Tracking tuberculosis outbreaks
The Minnesota Public Health Laboratory and the Infectious Disease Epidemiology, Prevention and Control Division work together to track outbreaks of tuberculosis in Minnesota. Because Mycobacterium tuberculosis may remain in people’s bodies for years before progressing to active tuberculosis, outbreaks can last longer than a year. At this writing, the most recent complete data is from 2024. Minnesota saw 194 newly reported cases of tuberculosis in 2024, up from 160 in 2023. This also represented an increase, from 132 cases in 2022. During the first year of the COVID-19 pandemic, 2020, there were 117 newly reported cases.
The increase in tuberculosis case numbers over the past few years has been seen nationwide. Part of the reason is likely underreporting during the pandemic. Cases of COVID-19 were prioritized, and people with other diseases were less likely to seek treatment. Also, there may have been less transmission of tuberculosis because most people were wearing masks and avoiding close contact with others where possible.
Most cases of tuberculosis are identified only after people seek medical care for symptoms. However, a number of cases come to light because of the contact tracing done by local or tribal health departments in consultation with the Minnesota Department of Health. The health departments collaborate to identify people most at risk for active tuberculosis exposure and coordinate their evaluations. In 2024, 3% of those diagnosed with tuberculosis in Minnesota were identified through this contact tracing procedure.

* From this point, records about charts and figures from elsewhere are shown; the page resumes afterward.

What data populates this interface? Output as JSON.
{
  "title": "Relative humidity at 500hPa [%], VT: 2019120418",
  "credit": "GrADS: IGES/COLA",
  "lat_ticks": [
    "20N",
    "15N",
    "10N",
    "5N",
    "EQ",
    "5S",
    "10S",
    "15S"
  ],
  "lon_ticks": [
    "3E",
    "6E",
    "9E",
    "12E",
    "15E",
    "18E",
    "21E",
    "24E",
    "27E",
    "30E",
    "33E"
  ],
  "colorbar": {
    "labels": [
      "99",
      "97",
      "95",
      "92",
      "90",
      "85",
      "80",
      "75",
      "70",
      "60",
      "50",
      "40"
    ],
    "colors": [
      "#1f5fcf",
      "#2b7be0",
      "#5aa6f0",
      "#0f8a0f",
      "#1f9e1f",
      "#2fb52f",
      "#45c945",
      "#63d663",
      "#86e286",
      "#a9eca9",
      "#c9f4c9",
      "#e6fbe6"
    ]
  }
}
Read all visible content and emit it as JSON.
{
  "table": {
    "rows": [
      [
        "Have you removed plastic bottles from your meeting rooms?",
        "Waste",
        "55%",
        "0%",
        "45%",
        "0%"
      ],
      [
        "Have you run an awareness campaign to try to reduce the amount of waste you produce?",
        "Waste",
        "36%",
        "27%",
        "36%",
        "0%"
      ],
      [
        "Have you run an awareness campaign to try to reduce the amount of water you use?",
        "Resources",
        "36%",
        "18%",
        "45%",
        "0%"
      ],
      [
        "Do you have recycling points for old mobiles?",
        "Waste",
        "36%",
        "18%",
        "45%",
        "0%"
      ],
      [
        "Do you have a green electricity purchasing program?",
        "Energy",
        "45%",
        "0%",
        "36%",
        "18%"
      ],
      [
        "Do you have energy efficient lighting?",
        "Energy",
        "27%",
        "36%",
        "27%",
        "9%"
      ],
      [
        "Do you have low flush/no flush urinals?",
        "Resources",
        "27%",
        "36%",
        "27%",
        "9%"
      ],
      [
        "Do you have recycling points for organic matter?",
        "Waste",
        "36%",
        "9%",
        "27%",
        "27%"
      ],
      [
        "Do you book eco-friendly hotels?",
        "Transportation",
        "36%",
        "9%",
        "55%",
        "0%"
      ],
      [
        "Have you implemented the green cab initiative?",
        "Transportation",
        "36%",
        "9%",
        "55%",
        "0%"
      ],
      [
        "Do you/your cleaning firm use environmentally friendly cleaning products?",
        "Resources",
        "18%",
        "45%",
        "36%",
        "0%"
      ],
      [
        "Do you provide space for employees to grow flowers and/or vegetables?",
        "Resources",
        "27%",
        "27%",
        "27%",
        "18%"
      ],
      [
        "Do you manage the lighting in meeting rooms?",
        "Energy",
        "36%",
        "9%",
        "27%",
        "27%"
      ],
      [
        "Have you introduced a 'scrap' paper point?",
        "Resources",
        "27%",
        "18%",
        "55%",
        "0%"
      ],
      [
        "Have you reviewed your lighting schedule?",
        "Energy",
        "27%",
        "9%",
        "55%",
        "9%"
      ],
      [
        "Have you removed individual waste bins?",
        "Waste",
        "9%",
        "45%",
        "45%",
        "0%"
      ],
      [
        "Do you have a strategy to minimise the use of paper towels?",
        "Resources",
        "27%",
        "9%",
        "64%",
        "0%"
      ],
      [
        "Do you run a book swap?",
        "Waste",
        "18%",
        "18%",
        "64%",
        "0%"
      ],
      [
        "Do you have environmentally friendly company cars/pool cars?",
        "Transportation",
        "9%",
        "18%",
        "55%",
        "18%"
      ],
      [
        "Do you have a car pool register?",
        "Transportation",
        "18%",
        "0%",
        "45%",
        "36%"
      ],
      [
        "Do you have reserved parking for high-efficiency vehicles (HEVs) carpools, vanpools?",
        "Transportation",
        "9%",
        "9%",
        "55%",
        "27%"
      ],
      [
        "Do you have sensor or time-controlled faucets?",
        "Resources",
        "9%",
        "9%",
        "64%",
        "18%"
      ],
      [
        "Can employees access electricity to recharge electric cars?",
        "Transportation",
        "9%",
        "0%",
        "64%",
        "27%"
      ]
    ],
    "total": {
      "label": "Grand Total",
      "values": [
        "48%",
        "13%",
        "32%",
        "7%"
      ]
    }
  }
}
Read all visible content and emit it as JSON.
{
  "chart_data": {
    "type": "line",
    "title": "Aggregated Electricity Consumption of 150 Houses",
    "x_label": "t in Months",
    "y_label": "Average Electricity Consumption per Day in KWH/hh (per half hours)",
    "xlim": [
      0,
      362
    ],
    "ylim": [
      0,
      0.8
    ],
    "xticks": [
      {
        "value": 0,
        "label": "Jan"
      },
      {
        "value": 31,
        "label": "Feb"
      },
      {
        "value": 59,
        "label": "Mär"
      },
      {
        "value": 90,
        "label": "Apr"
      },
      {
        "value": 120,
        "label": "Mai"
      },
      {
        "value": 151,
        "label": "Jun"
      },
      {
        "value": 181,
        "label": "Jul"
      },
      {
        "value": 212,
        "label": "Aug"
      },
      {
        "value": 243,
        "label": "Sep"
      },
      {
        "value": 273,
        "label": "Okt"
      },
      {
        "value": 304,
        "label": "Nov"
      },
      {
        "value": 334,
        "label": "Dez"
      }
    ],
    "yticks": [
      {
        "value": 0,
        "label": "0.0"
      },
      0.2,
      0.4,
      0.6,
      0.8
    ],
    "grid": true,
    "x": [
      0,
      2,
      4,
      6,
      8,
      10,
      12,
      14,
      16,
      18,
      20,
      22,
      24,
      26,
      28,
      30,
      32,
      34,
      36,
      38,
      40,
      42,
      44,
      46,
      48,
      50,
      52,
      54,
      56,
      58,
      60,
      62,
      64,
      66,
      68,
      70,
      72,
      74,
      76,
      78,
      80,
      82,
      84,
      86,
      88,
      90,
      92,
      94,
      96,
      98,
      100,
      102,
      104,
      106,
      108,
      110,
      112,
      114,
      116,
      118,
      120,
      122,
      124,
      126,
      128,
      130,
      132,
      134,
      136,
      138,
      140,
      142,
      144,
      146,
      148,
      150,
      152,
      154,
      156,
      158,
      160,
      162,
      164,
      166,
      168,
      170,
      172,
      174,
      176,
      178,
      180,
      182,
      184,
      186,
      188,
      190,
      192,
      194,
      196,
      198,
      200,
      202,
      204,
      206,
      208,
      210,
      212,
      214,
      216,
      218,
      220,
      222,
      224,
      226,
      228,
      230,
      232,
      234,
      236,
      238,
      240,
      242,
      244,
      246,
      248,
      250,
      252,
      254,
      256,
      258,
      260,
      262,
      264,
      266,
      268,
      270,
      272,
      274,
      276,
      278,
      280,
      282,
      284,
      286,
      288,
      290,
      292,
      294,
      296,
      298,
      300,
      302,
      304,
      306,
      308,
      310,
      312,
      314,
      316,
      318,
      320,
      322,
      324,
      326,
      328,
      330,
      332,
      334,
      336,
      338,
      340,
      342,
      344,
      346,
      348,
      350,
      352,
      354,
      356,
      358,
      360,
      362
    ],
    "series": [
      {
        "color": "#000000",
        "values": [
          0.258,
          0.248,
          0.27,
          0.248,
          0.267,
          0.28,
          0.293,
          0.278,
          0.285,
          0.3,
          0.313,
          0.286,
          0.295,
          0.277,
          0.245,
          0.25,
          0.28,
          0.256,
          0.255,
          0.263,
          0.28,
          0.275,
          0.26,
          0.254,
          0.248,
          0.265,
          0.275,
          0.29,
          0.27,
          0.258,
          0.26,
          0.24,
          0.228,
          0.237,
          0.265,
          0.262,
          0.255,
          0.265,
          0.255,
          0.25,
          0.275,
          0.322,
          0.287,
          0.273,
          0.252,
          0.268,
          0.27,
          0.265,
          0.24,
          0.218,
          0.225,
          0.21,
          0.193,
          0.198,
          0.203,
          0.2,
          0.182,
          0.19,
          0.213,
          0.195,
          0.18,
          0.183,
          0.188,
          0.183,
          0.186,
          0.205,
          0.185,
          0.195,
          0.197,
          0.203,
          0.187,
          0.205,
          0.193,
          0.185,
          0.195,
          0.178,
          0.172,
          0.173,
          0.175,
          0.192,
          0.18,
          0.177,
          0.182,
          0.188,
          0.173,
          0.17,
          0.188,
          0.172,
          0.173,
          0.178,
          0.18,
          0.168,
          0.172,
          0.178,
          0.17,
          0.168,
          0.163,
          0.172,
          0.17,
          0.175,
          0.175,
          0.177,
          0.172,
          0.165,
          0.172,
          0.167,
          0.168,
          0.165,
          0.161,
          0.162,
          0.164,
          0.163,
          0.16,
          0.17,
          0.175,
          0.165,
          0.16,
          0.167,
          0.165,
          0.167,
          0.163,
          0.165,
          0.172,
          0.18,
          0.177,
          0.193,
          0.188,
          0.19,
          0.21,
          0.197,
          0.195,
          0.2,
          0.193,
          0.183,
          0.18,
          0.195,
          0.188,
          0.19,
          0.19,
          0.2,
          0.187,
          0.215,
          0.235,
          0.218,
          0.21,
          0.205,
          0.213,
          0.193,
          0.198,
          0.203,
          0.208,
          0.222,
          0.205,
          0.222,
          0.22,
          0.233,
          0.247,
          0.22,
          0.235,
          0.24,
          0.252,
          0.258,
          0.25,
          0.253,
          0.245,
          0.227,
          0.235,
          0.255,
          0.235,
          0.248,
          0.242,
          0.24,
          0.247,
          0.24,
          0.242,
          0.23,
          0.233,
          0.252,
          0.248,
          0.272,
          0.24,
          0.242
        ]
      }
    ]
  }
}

Laboratory diagnosis of disease, contact tracing, tracking outbreaks, and assisting hospitals and clinics with treatment plans are all examples of the behind-the-scenes work that governmental public health institutions like the Minnesota Department of Health take on to keep once-dominant diseases like tuberculosis under control. The United States would be a more dangerous place if not for the close collaboration between our public health infrastructure and medical facilities.